First, if you don't have it yet done, install ccache.

Thanks for the tip--seems awesome.

HOW IT WORKS
The basic idea is to detect when you are compiling exactly the same code a 2nd time and use the pre-
viously compiled output. You detect that it is the same code by forming a hash of:
...
So you get really fast recompiles *except* for classes/*.c. What I'd like to have is (based on ccache's philosophy) a cache for classes/*.dump and classes/*.c files. Currently they are recreated permanently.

I started playing with this, got confused, and finally figured out why I'm confused.
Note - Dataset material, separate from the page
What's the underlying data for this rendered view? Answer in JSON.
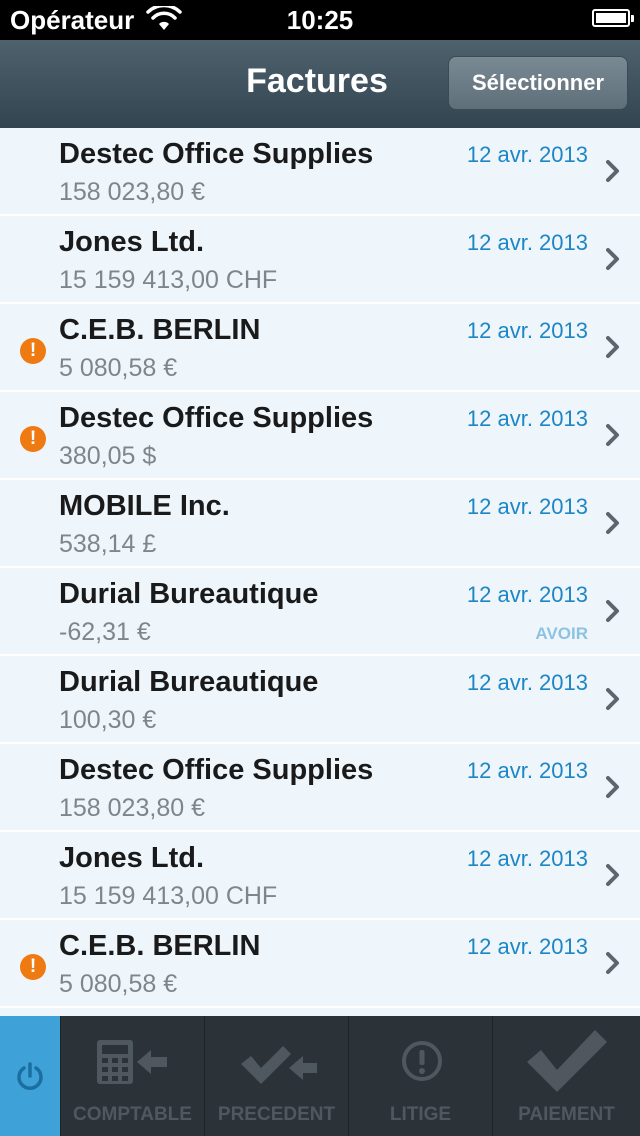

In the dump case, you basically (it seems) need to parse the pmc file in order to determine the parent (chain), in order to determine the dependencies, in order to figure out what you need to put into your digest. (In the ccache case, it's the preprocessor doing this for you.) But by then, you've done most of the work I'd think (by parsing the pmc file). So at that point, you'd end up calculating a digest over a bunch of files, to avoid the Dumper overhead, and the latter may likely be faster. So this might not be a win for us, since it doesn't look like it would let us skip much.

I think this will only be worth doing if we have a faster way to determine the dependencies (basically the parents of the pmc in question). The Makefile implicitly knows this, so it might be possible for it to pass this into the script.

But I have the caching and use-the-best-digest-module logic worked out, I'm just stuck on figuring out what work it can skip. Let me know if you have any ideas, or if I'm missing something.

I guess maybe the *.{c,h} case is simpler, since there you only depend on your *.dump files (plus the script itself, etc.), though there's more work to figure out what files you're trying to generate (in the library case, etc.).